Friday, December 2

As a victim of identity theft, I know just how quickly it can happen – and how hard it is to fix | Martha Bedggood


It was a weekend in February 2018 when my husband’s phone suddenly went dead.

At first we didn’t think much of it – most likely a network error. But what we dismissed as bad reception turned out to be the first sign of identity theft that would plague us for years to come.

Through various phone calls, we established that someone had stolen my husband’s phone number. We didn’t even know this was possible. What we slowly learned was that someone had set up a new account using his phone number and minimal ID from him, thereby permanently locking him out of his account from him.

The next thing to go was his email. Using two-factor authentication, the perpetrator was able to gain access to his account. Things quickly escalated from bad to worse.

As millions of Optus customers come to terms with stolen data, it’s important for Australians to know just how much of an impact this can have. As a victim of identity theft, I know first-hand just how quickly it can happen and how hard it is to fix.

With the perpetrator now able to access and download all my husband’s emails, they were able to uncover copies of our driver’s licenses that we had sent to each other as part of an application process. We suddenly felt like we were in a race against time to try to retain as much personal information as possible. But we quickly found that there was very little we could do. Any account that required two-factor authentication went straight to the perpetrator. By trying to access data, we were relinquishing more to the person stealing it.

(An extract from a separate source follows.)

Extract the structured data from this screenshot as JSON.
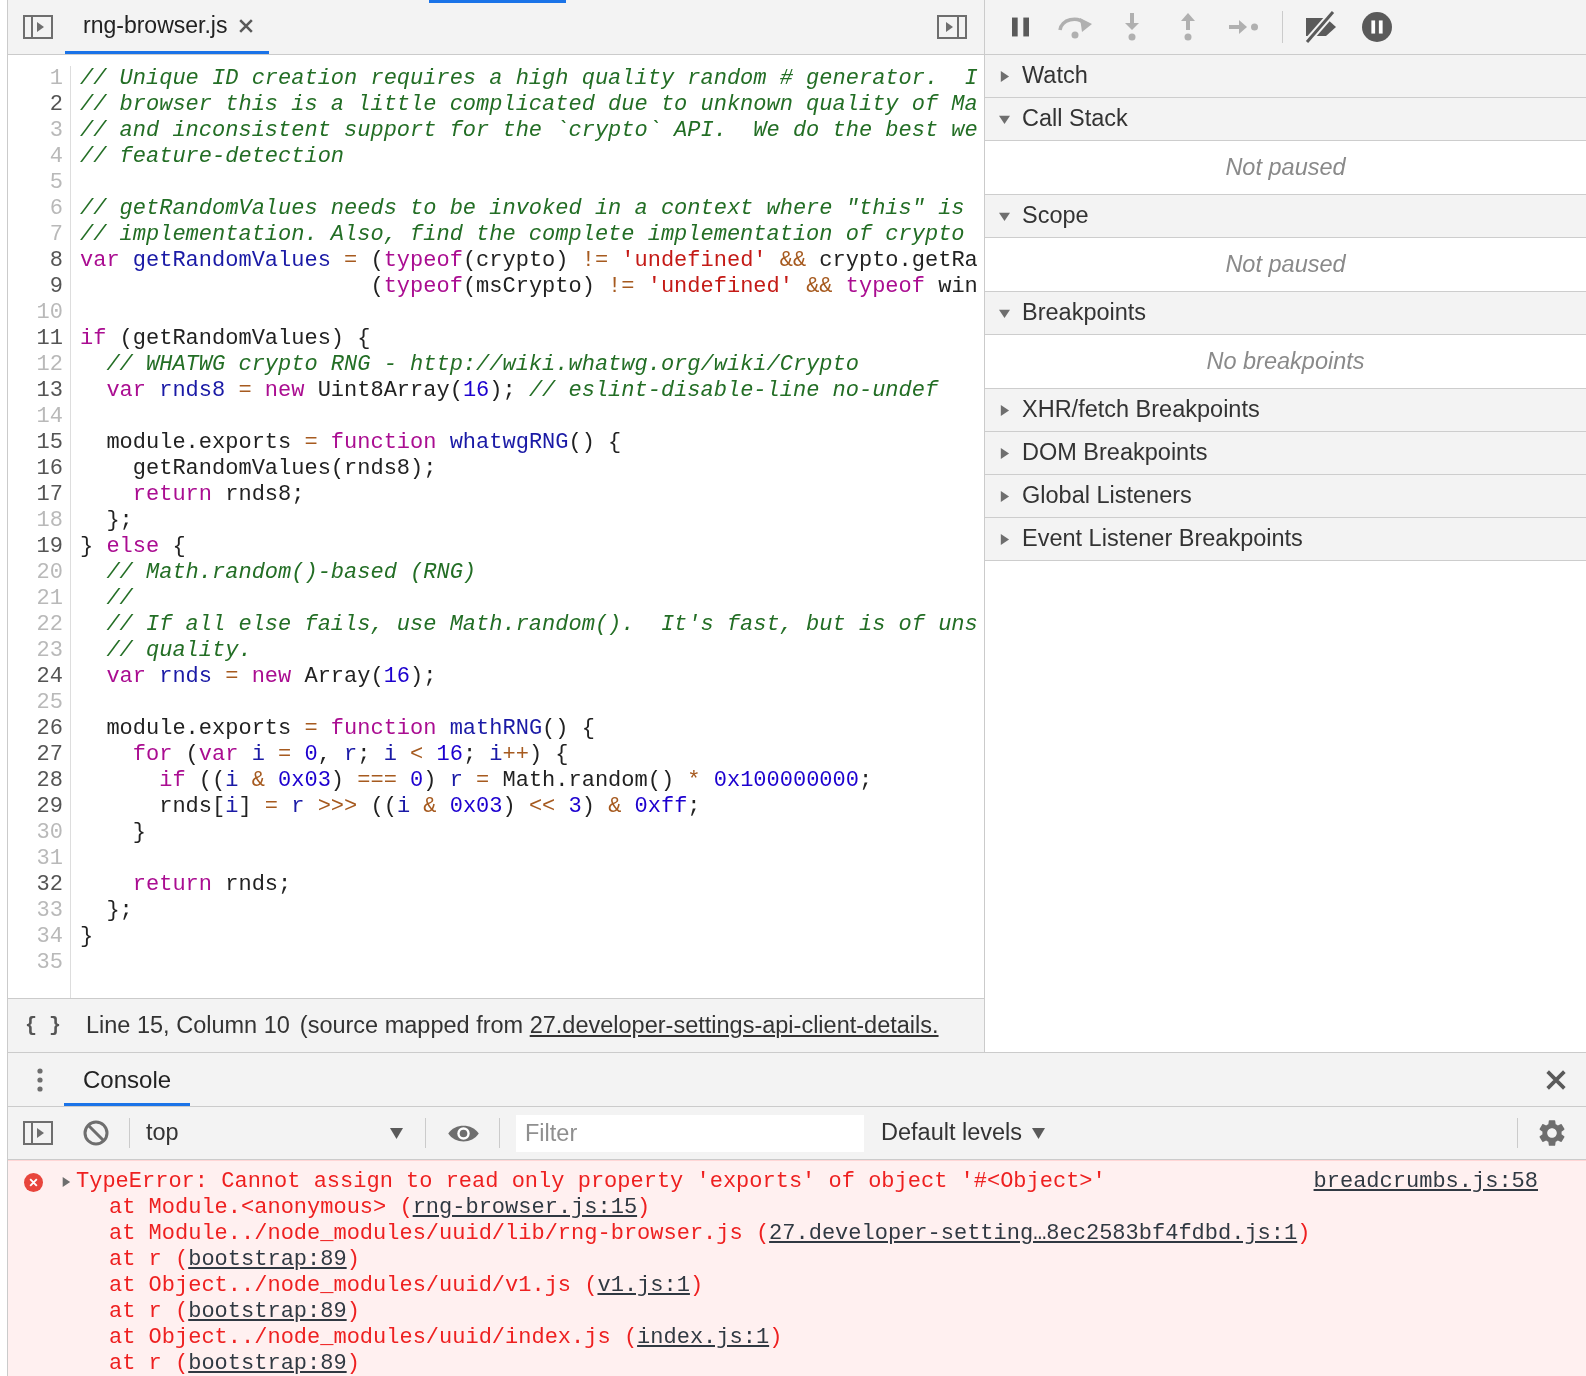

A feeling of helplessness poured over us, as they locked us out of almost every account we held. It was the beginning of a nightmare that still hangs over us to this day.

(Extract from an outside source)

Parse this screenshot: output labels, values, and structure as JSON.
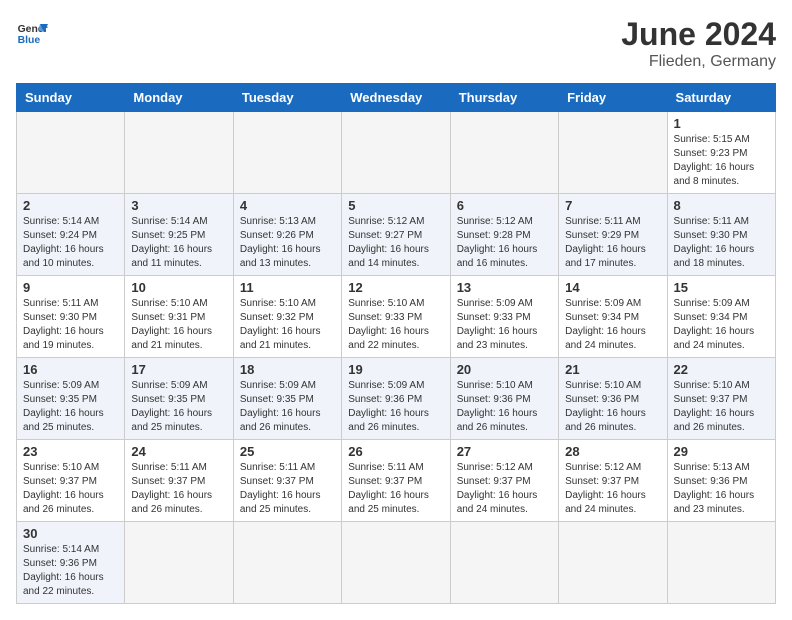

We quickly reported the ID theft to the police, and accessed advice from IDCare. They suggested we put a six-month credit ban on our accounts – something we had to apply for ourselves.

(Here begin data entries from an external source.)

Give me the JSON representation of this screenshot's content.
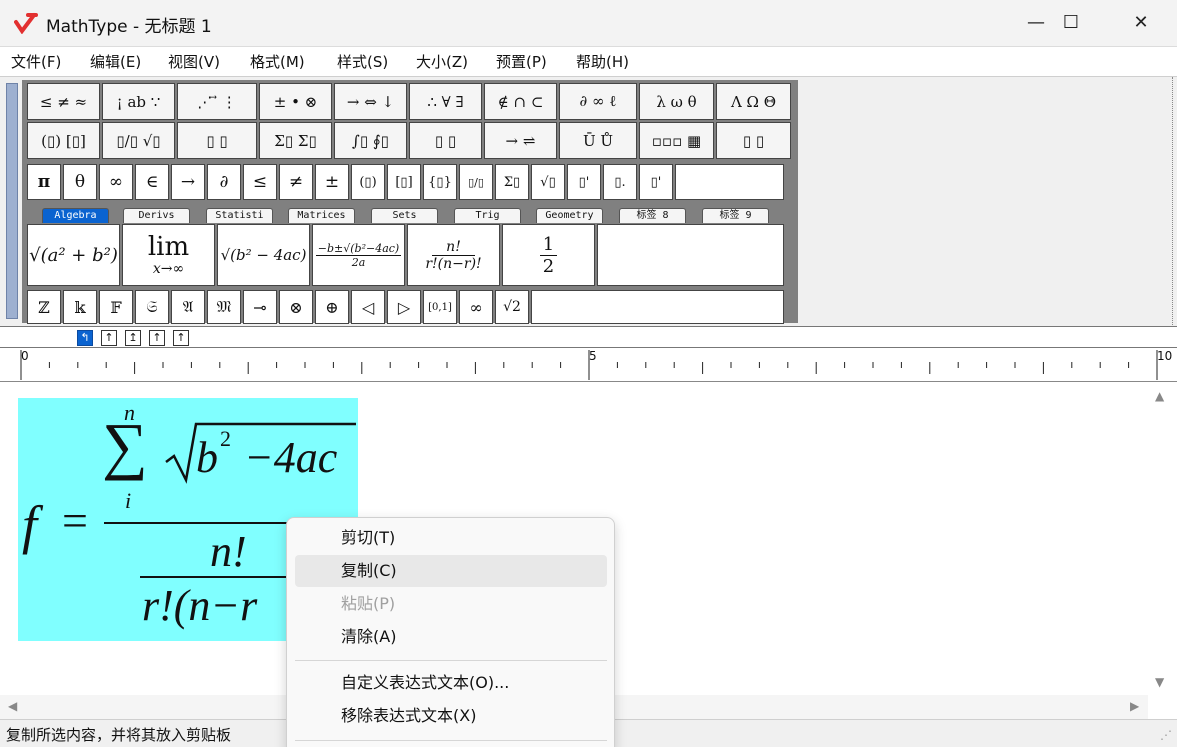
{
  "window": {
    "title": "MathType - 无标题 1",
    "minimize_glyph": "—",
    "maximize_glyph": "☐",
    "close_glyph": "✕"
  },
  "menu": [
    "文件(F)",
    "编辑(E)",
    "视图(V)",
    "格式(M)",
    "样式(S)",
    "大小(Z)",
    "预置(P)",
    "帮助(H)"
  ],
  "palette": {
    "row1": [
      "≤ ≠ ≈",
      "¡ ab ∵",
      "⋰ ⃗ ⋮",
      "± • ⊗",
      "→ ⇔ ↓",
      "∴ ∀ ∃",
      "∉ ∩ ⊂",
      "∂ ∞ ℓ",
      "λ ω θ",
      "Λ Ω Θ"
    ],
    "row2": [
      "(▯) [▯]",
      "▯/▯ √▯",
      "▯ ▯",
      "Σ▯ Σ▯",
      "∫▯ ∮▯",
      "▯ ▯",
      "→ ⇌",
      "Ū Ů",
      "▫▫▫ ▦",
      "▯ ▯"
    ],
    "symbols": [
      "π",
      "θ",
      "∞",
      "∈",
      "→",
      "∂",
      "≤",
      "≠",
      "±",
      "(▯)",
      "[▯]",
      "{▯}",
      "▯/▯",
      "Σ▯",
      "√▯",
      "▯'",
      "▯.",
      "▯'"
    ],
    "tabs": [
      "Algebra",
      "Derivs",
      "Statisti",
      "Matrices",
      "Sets",
      "Trig",
      "Geometry",
      "标签 8",
      "标签 9"
    ],
    "bottom": [
      "ℤ",
      "𝕜",
      "𝔽",
      "𝔖",
      "𝔄",
      "𝔐",
      "⊸",
      "⊗",
      "⊕",
      "◁",
      "▷",
      "[0,1]",
      "∞",
      "√2"
    ]
  },
  "templates": {
    "sqrt_ab": "√(a² + b²)",
    "lim_top": "lim",
    "lim_bottom": "x→∞",
    "disc": "√(b² − 4ac)",
    "quad_num": "−b±√(b²−4ac)",
    "quad_den": "2a",
    "perm_num": "n!",
    "perm_den": "r!(n−r)!",
    "half_num": "1",
    "half_den": "2"
  },
  "nudge": [
    "↰",
    "↑",
    "↥",
    "↑",
    "↑"
  ],
  "ruler": {
    "label0": "0",
    "label5": "5",
    "label10": "10"
  },
  "equation": {
    "lhs": "f",
    "eq": "=",
    "sum_top": "n",
    "sum_bottom": "i",
    "sigma": "∑",
    "radicand": "b",
    "exp": "2",
    "rest": "−4ac",
    "num": "n!",
    "den": "r!(n−r"
  },
  "context_menu": {
    "cut": "剪切(T)",
    "copy": "复制(C)",
    "paste": "粘贴(P)",
    "clear": "清除(A)",
    "custom_text": "自定义表达式文本(O)...",
    "remove_text": "移除表达式文本(X)"
  },
  "status": "复制所选内容，并将其放入剪贴板",
  "colors": {
    "selection": "#80ffff",
    "accent": "#0a63d0",
    "app_icon": "#e23030"
  }
}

But once the credit ban expired, we received letters from banks about applications for loans that we were at the “final stages”. Every bank loan application that had been applied for by the perpetrator required phone calls and face-to-face visits at the relevant bank to explain to them it was not us making the loan. The banks were able to shut the applications down, but the failed loan attempts remain forever on our credit history.

Tired of the letters, I decided to change my driver’s license. This required another trip to the police, as well as a trip to court, where I was required to stand up and swear under oath that I was who I said I was. Not to mention various trips to Services NSW to change my licence.

But it didn’t end there. In January this year, a debt collection company began chasing my husband for $3,000 of phone debt that the perpetrator had racked up. It suddenly felt scary. There was no element of control.

Once again, we were forced to put a ban on one of our credit cards.

While the perpetrator never managed to steal money from us, there were a lot of tears, a lot of time wasted and a lot of anxiety. And even after the perpetrator was caught, the ID theft still has an impact.

Now, as we try to get pre-approval for a home loan, it is affecting us again. The banks are forced to evaluate our credit history, including the failed loan applications that we never made. It’s impossible to change your credit history – something we have also found out.

There needs to be more protection for customers who are put in this position. Companies need to be accountable to customers and protect the data they have been entrusted with. Someone can steal your identity at the click of a finger, and it is almost impossible for you to get it back.

It has happened to me, and now millions of Optus customers. It can happen to anyone.